Para pengusaha, kata Herman, sudah melakukan rapat untuk menyikapi atau mengambil langkah antisipasi agar Pemkab Lobar tidak memberlakukan jam malam. Dari rapat dengan para anggota, APH akan bersurat ke DPRD Lobar meminta untuk mendapatkan bantuan agar Bupati Lombok Barat memberikan perhatian kepada para pengusaha yang ada di Senggigi. “Hasil rapat kita akan segera bersurat ke DPRD agar mendapatkan perhatian dari bupati,” ungkapnya.

Kalau sampai jam malam diberlakukan, seakan-akan memaksa tempat  hiburan untuk membuka lebih awal tempat usaha mereka, karena batasnya hanya sampai jam 22.00 Wita, atau pukul 10.00 malam. Kalau ini terjadi, tentunya para pengusaha harus atur strategi. Karena biasanya mereka bekerja malam hari, berubah menjadi sore.”Bagaimana kita bisa, kita kan tidak bisa saat jam sholat suara musik sudah terdengar, kita biasanya mulai habis sholat isya, sampai dengan batas waktu yang sudah ditentukan,” jelasnya.

Ia berharap sekali Pemkab Lobar memberikan kebijakan yang tepat, agar tidak sampai mematikan usaha para pelaku usaha die kawasan Senggigi.
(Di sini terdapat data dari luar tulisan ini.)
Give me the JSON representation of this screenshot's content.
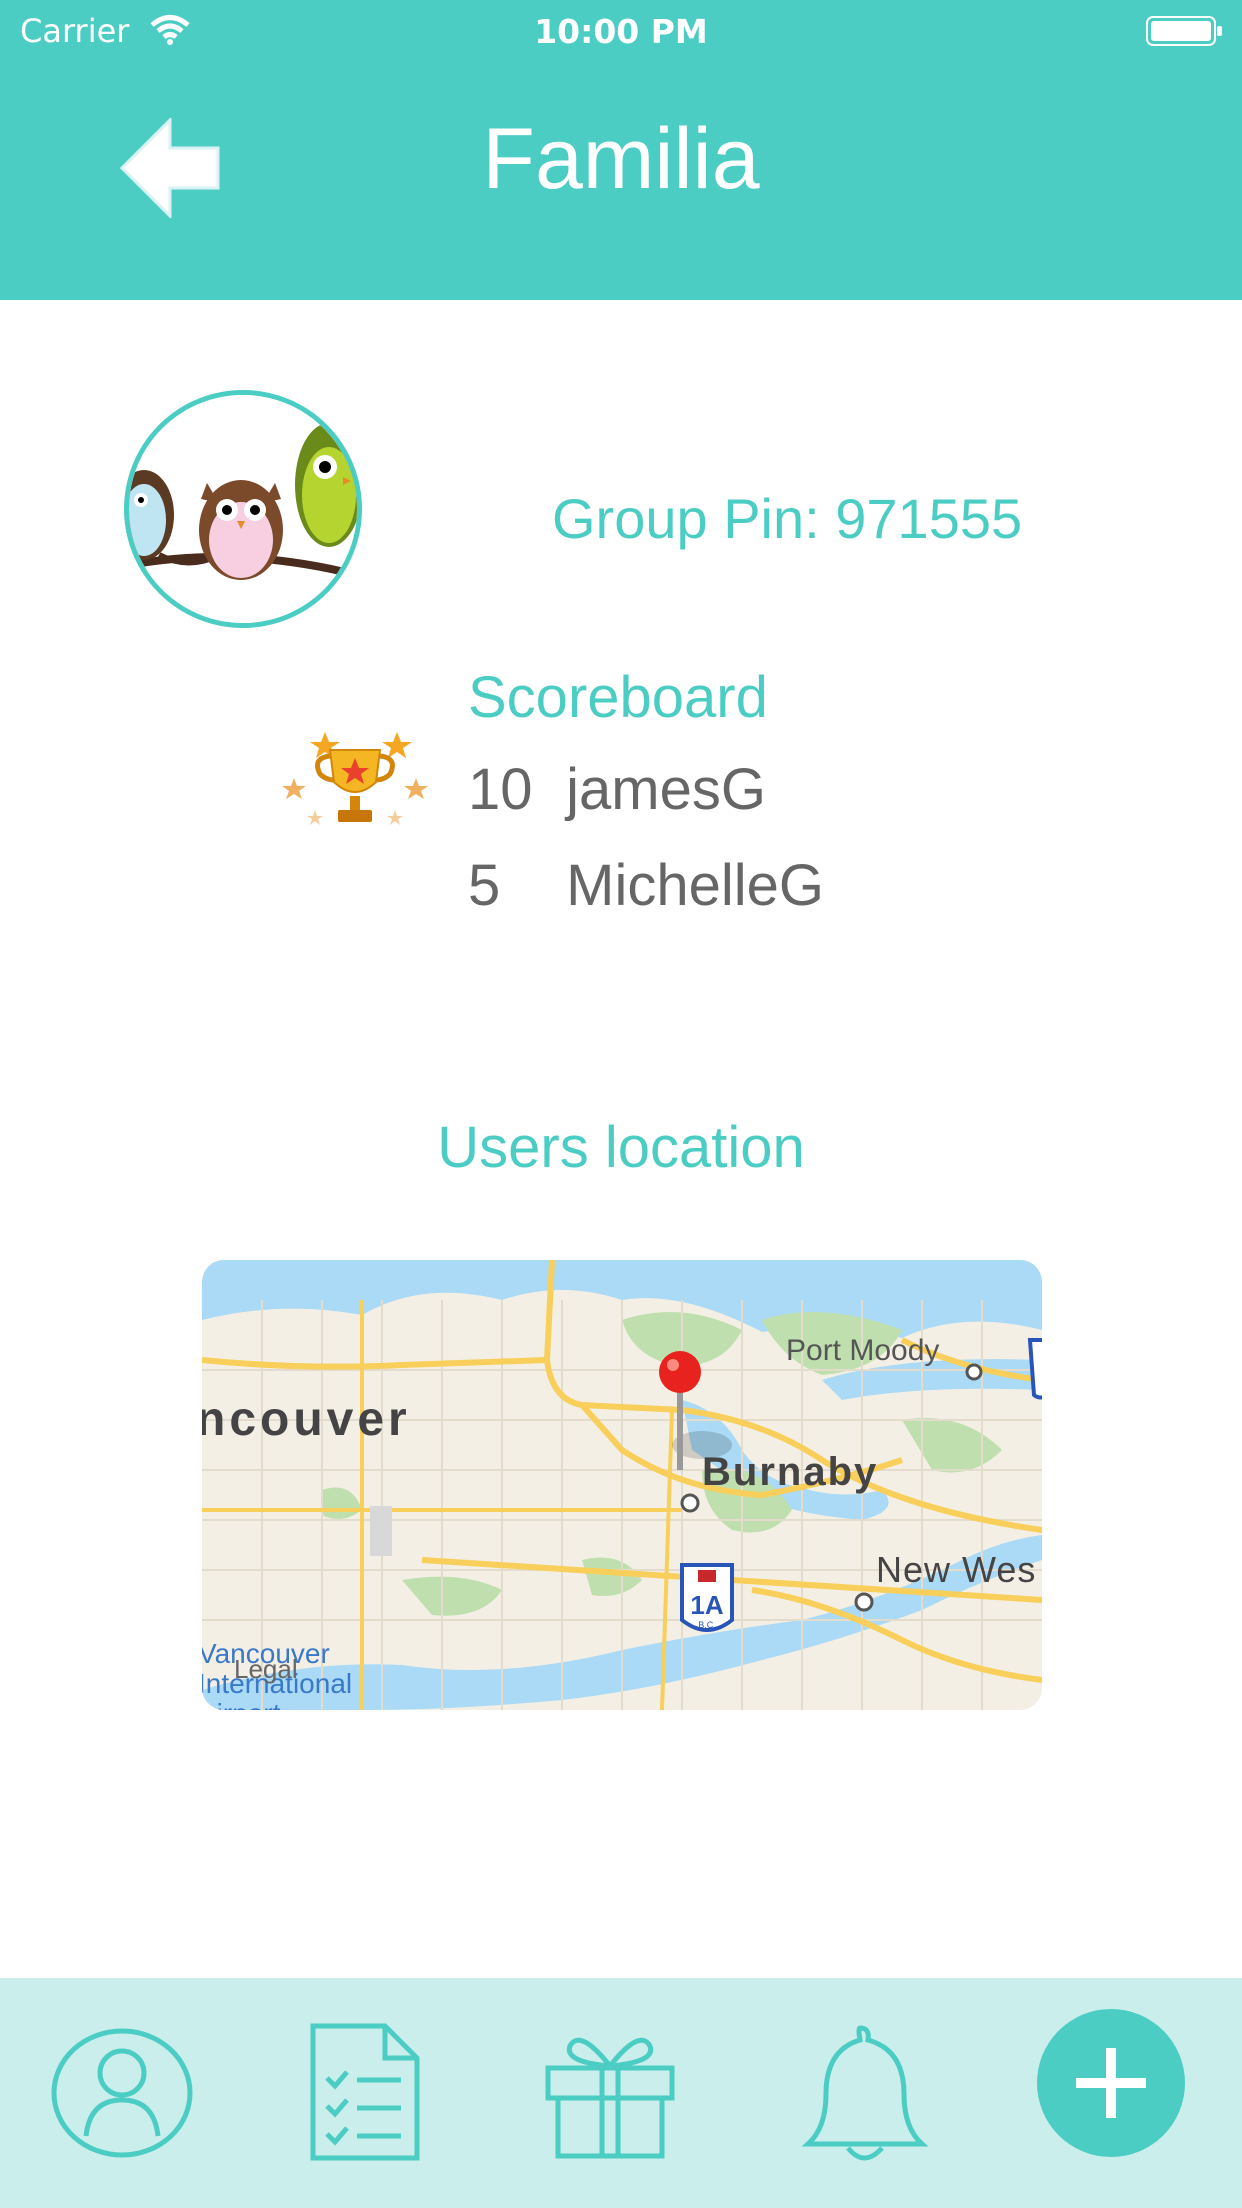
{
  "status_bar": {
    "carrier": "Carrier",
    "time": "10:00 PM"
  },
  "header": {
    "title": "Familia"
  },
  "group": {
    "pin_text": "Group Pin: 971555"
  },
  "scoreboard": {
    "title": "Scoreboard",
    "entries": [
      {
        "points": "10",
        "user": "jamesG"
      },
      {
        "points": "5",
        "user": "MichelleG"
      }
    ]
  },
  "location": {
    "title": "Users location"
  },
  "map": {
    "labels": {
      "vancouver": "ncouver",
      "port_moody": "Port Moody",
      "burnaby": "Burnaby",
      "new_west": "New Wes",
      "airport_1": "Vancouver",
      "airport_2": "International",
      "airport_3": "Airport",
      "legal": "Legal",
      "shield": "1A",
      "shield_sub": "B.C."
    }
  },
  "tabbar": {
    "icons": [
      "profile-icon",
      "checklist-icon",
      "gift-icon",
      "bell-icon",
      "add-icon"
    ]
  },
  "colors": {
    "accent": "#4ccdc4",
    "tabbar_bg": "#c9eeec",
    "text_gray": "#666666"
  }
}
Terpisah, Kepala Dinas Pariwisata Lobar, H. Saiful Ahkam, menjelaskan, terkait dengan pemberlakuan jam malam, sampai saat Pemkab Lobar belum ada wacana, dan belum ada arahan dari bupati.” Sampai saat ini belum ada arahan dari pimpinan terkait jam malam di Lobar,” ungkapnya.

Dengan begitu aktivitas di kawasan Senggigi pada malam hari tetap berjalan seperti biasa, dengan tetap menerapkan protokol kesehatan semua tempat, baik hotel, restoran dan tempat hiburan.” Untuk penerapan protokol kesehatan, kami masih  melakukan supervisi agar kebiasaan baru tetap berjalan. Kalau soal jam malam, itu kebijakan kepolisian, saya belum konfirmasi jika menjadi kebijakan Satgas Covid-19 di Lobar,” tegasnya.

Ditegaskan Ahkam, sampai saat ini belum ada arahan dari bupati. Namun kalau ada ada rencana pemberlakuan jam malam, menurutnya harus ada pertimbangan yang matang. Karena kawasan Senggigi merupakan objek vital yang harus dilakukan kajian dari berbagai aspek jika diberlakukan jam malam.”Saya kira pariwisata dan Senggigi adalah objek vital yang harus dikaji dari berbagai aspek, jika akan berlakukan jam malam,” ungkapnya.

Karena objek vital, tentu Dispar akan diikutsertakan dalam pembahasan jika memang harus ada jam malam. Namun  kondisi ini dinamis, tergantung pada kondisi penyebaran Covid-19 dan okupansi rumah sakit jika ingin berlakun jam malam.”Tapi kita juga pasti mempertimbangkan aspek ekonomi dan pemulihannya sehingga tidak sembarangan mengambil keputusan, harus ada kajian pasti dan komprehensif,” tegasnya.(ami)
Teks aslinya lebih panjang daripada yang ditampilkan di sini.